ARTE Y TECNOLOGÍA EN EL SIGLO XXI.

El marco decisivo. Arte y tecnología en el siglo XXI.


El arte cambia con la tecnología. Cambios radicales en la tecnología conllevan cambios radicales en el arte. La tecnología cambia el modo en el que se forman y presentan las relaciones sociales; entre ellas, el arte como representación privilegiada desarrollada por el hombre y la sociedad. Esa es la conclusión ineludible de una nota de K. Marx en el capítulo 15, "Maquinaria y gran industria", de El capital . En esa nota, Marx observa que "la tecnología pone al descubierto el comportamiento activo del hombre con respecto a la naturaleza, el proceso de producción inmediato de su existencia y con esto, asimismo, sus relaciones sociales de vida y las representaciones intelectuales que surgen de ellas". A partir de ese fragmento de K. Marx se puede concluir, en otras palabras, que los cambios en la tecnología modifican las relaciones sociales y las representaciones que surgen de ellas, entre las que se encuentran la cultura y el arte. En estos primeros años del siglo XXI está teniendo lugar uno de los cambios tecnológicos más profundos de la historia de la humanidad, probablemente el más profundo: estamos en el umbral de la creación de una inteligencia artificial capaz de superar la inteligencia humana y de convertir al hombre en un elemento secundario o insignificante de lo que suceda en la Tierra. Los cambios en el arte, en principio, serán de igual magnitud. 

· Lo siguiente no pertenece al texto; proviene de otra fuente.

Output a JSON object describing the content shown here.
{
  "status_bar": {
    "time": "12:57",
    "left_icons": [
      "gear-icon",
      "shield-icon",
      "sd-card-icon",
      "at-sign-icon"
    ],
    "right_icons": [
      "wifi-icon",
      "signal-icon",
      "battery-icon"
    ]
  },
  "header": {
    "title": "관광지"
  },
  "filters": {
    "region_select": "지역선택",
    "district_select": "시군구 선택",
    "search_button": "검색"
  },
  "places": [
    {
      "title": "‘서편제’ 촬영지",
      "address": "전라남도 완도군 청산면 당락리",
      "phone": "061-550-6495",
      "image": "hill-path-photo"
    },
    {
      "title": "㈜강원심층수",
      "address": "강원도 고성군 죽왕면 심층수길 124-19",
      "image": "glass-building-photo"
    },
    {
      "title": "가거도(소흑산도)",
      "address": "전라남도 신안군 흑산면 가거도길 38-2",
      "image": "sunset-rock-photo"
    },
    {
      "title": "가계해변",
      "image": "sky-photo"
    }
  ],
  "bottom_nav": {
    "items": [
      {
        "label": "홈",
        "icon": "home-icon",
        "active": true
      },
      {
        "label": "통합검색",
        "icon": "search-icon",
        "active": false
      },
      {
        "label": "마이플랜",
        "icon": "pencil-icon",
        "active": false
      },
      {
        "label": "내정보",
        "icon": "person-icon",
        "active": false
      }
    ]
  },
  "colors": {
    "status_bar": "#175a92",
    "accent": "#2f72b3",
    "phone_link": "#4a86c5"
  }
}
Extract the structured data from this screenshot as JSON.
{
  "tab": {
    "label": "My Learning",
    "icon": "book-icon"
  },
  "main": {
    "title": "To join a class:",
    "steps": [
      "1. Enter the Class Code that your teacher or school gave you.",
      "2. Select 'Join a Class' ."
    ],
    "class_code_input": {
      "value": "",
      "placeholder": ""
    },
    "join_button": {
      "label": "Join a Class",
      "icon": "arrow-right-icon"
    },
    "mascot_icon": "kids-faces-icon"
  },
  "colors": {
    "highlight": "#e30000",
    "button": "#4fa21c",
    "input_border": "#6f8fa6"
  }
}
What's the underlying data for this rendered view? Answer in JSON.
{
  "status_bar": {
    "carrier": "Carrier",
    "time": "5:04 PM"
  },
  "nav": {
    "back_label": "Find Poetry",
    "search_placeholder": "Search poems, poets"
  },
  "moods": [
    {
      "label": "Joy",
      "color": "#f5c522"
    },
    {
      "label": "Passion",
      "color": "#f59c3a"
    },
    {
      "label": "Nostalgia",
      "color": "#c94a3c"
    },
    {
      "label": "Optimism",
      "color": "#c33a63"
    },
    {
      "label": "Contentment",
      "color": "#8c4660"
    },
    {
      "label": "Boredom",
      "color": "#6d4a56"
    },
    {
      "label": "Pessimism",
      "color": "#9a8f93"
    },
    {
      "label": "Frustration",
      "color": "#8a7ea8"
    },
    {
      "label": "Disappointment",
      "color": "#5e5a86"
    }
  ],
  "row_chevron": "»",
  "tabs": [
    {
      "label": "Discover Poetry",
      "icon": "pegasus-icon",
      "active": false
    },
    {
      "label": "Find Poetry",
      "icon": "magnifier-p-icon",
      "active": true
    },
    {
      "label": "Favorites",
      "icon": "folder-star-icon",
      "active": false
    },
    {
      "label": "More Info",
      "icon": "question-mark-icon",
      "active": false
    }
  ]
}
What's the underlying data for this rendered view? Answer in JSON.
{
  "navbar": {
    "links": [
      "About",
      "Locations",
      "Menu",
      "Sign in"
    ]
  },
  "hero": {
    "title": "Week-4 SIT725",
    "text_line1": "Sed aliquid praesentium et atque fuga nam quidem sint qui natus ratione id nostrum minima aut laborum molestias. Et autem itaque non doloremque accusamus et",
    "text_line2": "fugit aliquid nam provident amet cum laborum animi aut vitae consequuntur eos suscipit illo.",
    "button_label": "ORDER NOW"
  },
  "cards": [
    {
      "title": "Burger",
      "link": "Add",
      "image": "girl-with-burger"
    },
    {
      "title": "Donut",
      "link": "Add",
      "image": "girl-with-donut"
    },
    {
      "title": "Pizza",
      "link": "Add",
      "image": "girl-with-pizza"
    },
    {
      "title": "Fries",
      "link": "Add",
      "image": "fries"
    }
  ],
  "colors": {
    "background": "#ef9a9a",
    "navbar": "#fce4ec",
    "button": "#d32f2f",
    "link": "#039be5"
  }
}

Cabe esperar que esos cambios sean de magnitud aún mayor si se tiene en cuenta que hay otros factores que ya están dirigiendo el arte hacia esa nueva configuración, con independencia de los cambios tecnológicos que tienen lugar en paralelo. Un solo fenómeno no suele ser el único responsable de un cambio profundo, aunque pueda ser un factor determinante. La nueva configuración a la que me refiero es la negación del arte, el fin del arte como lo conocemos, la aparición de un nuevo estatuto para el arte. 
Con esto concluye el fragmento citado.